Over at Washington Monthly, Kevin Drum has whipped himself into a populist frenzy about American Airlines' new $15 checked luggage fee:
I don't know anything about airline economics and obviously the American Airlines executive team does. Still, the kind of sleazy pricing practices they and the rest of the domestic industry are adopting, where advertised fares mysteriously rise 20% by the time you actually board the plane, seem like exactly the kind of thing designed to wreck their long-term business. People really don't like the feeling of being cheated and lied to. The industry's answer, I suppose, is that they have to survive in the short term in order for there to be a long term, and that's true enough. But if the problem is a secular, broad-based increase in fuel costs that hits everyone equally, I'm still a little stumped about why a blizzard of fees is supposed to be a better solution than simply raising prices a bit across the board.

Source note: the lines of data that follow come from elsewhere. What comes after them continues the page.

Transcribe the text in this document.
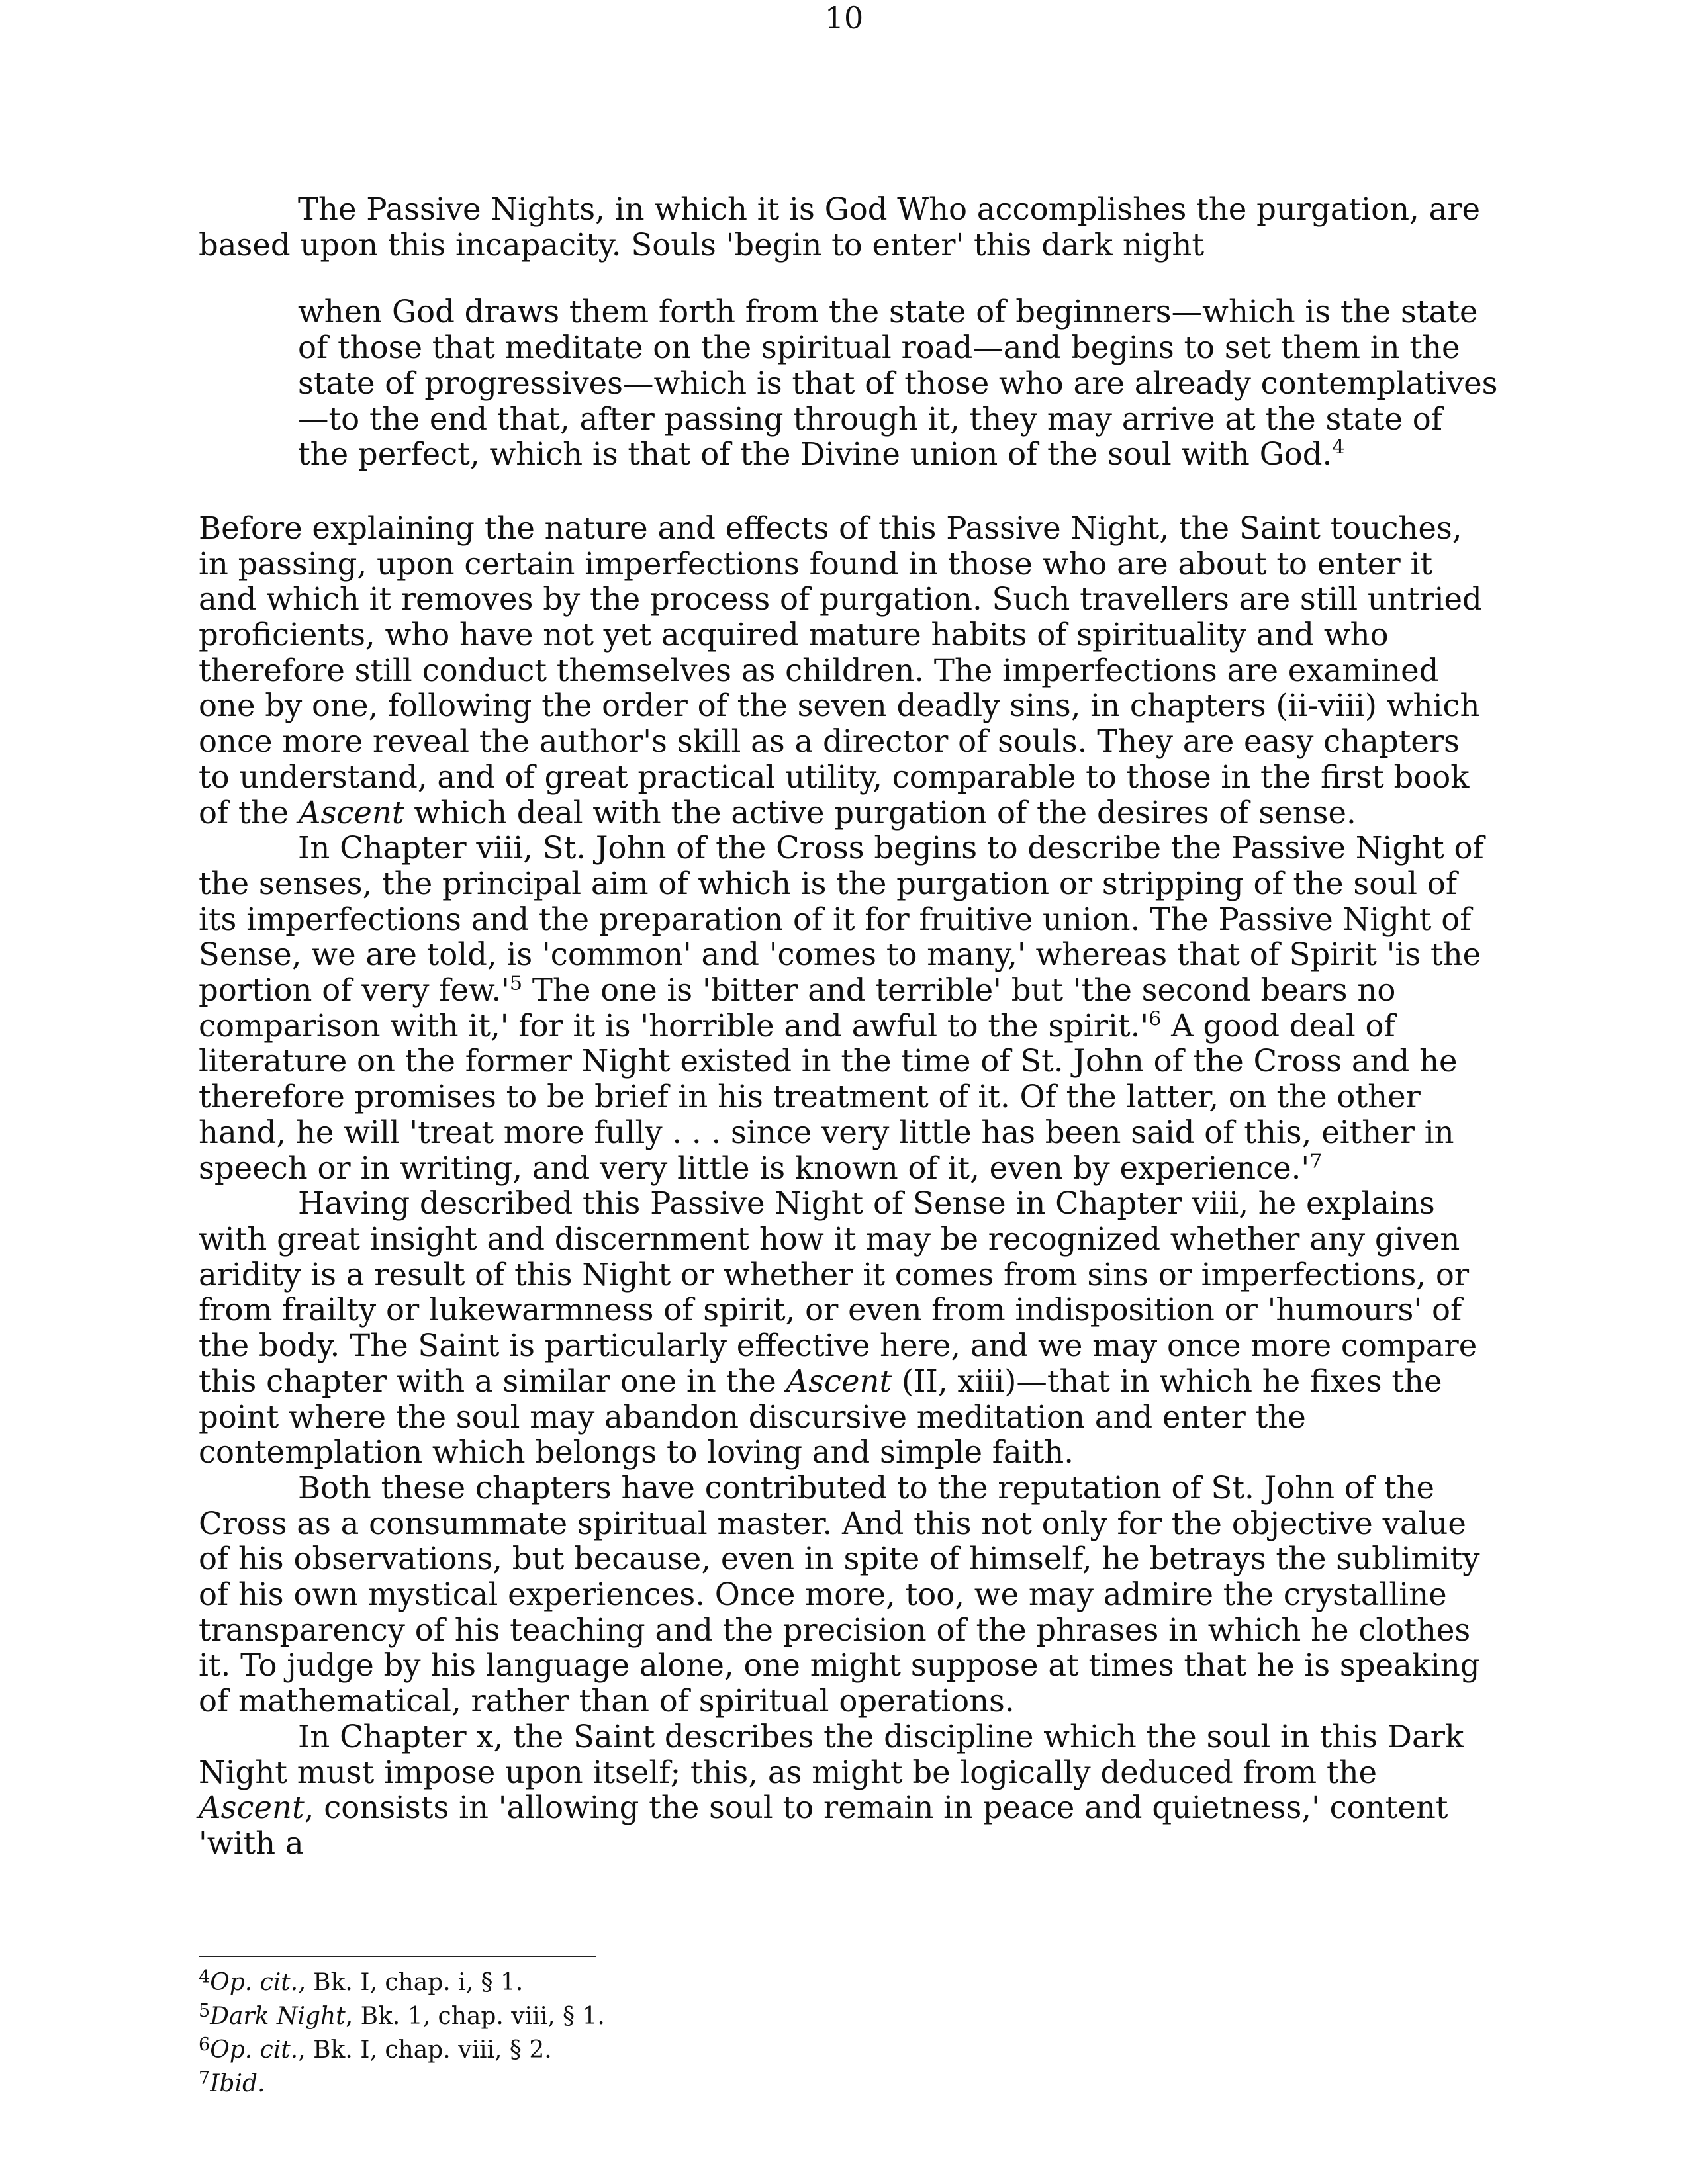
10

The Passive Nights, in which it is God Who accomplishes the purgation, are based upon this incapacity. Souls 'begin to enter' this dark night

when God draws them forth from the state of beginners—which is the state of those that meditate on the spiritual road—and begins to set them in the state of progressives—which is that of those who are already contemplatives—to the end that, after passing through it, they may arrive at the state of the perfect, which is that of the Divine union of the soul with God.$^4$

Before explaining the nature and effects of this Passive Night, the Saint touches, in passing, upon certain imperfections found in those who are about to enter it and which it removes by the process of purgation. Such travellers are still untried proficients, who have not yet acquired mature habits of spirituality and who therefore still conduct themselves as children. The imperfections are examined one by one, following the order of the seven deadly sins, in chapters (ii-viii) which once more reveal the author's skill as a director of souls. They are easy chapters to understand, and of great practical utility, comparable to those in the first book of the Ascent which deal with the active purgation of the desires of sense.

In Chapter viii, St. John of the Cross begins to describe the Passive Night of the senses, the principal aim of which is the purgation or stripping of the soul of its imperfections and the preparation of it for fruitive union. The Passive Night of Sense, we are told, is 'common' and 'comes to many,' whereas that of Spirit 'is the portion of very $few.'^5$ The one is 'bitter and terrible' but 'the second bears no comparison with it,' for it is 'horrible and awful to the $spirit.'^6$ A good deal of literature on the former Night existed in the time of St. John of the Cross and he therefore promises to be brief in his treatment of it. Of the latter, on the other hand, he will 'treat more fully . . . since very little has been said of this, either in speech or in writing, and very little is known of it, even by $experience.'^7$

Having described this Passive Night of Sense in Chapter viii, he explains with great insight and discernment how it may be recognized whether any given aridity is a result of this Night or whether it comes from sins or imperfections, or from frailty or lukewarmness of spirit, or even from indisposition or 'humours' of the body. The Saint is particularly effective here, and we may once more compare this chapter with a similar one in the Ascent (II, xiii)—that in which he fixes the point where the soul may abandon discursive meditation and enter the contemplation which belongs to loving and simple faith.

Both these chapters have contributed to the reputation of St. John of the Cross as a consummate spiritual master. And this not only for the objective value of his observations, but because, even in spite of himself, he betrays the sublimity of his own mystical experiences. Once more, too, we may admire the crystalline transparency of his teaching and the precision of the phrases in which he clothes it. To judge by his language alone, one might suppose at times that he is speaking of mathematical, rather than of spiritual operations.

In Chapter x, the Saint describes the discipline which the soul in this Dark Night must impose upon itself; this, as might be logically deduced from the Ascent, consists in 'allowing the soul to remain in peace and quietness,' content 'with a

$^4$Op. cit., Bk. I, chap. i, § 1.

$^5$Dark Night, Bk. 1, chap. viii, § 1.

$^6$Op. cit., Bk. I, chap. viii, § 2.

$^7$Ibid.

I'm not sure announcing a $15 fee for checked luggage far in advance is a "sleazy pricing practice," any more than raising the price of a hamburger or hiking fees on a toll road. The economic justification here has to do with reducing weight: as fuel costs go up, airlines are struggling to find ways to cut down on how much kerosene they burn. Unless they want to redesign their fleet, the only way to consistently improve fuel efficiency is to cut out unnecessary ballast. (This also reduces the environmental impact of air travel.)
The luggage fee will force passengers to think twice about packing a suitcase with items they don't need ("It's my industrial strength hair dryer! And I can't live without it!"). By contrast, if AA just raised prices across the board, it would scare away paying customers--rendering the airline less competitive, rather than reducing costs and improving its bottom line.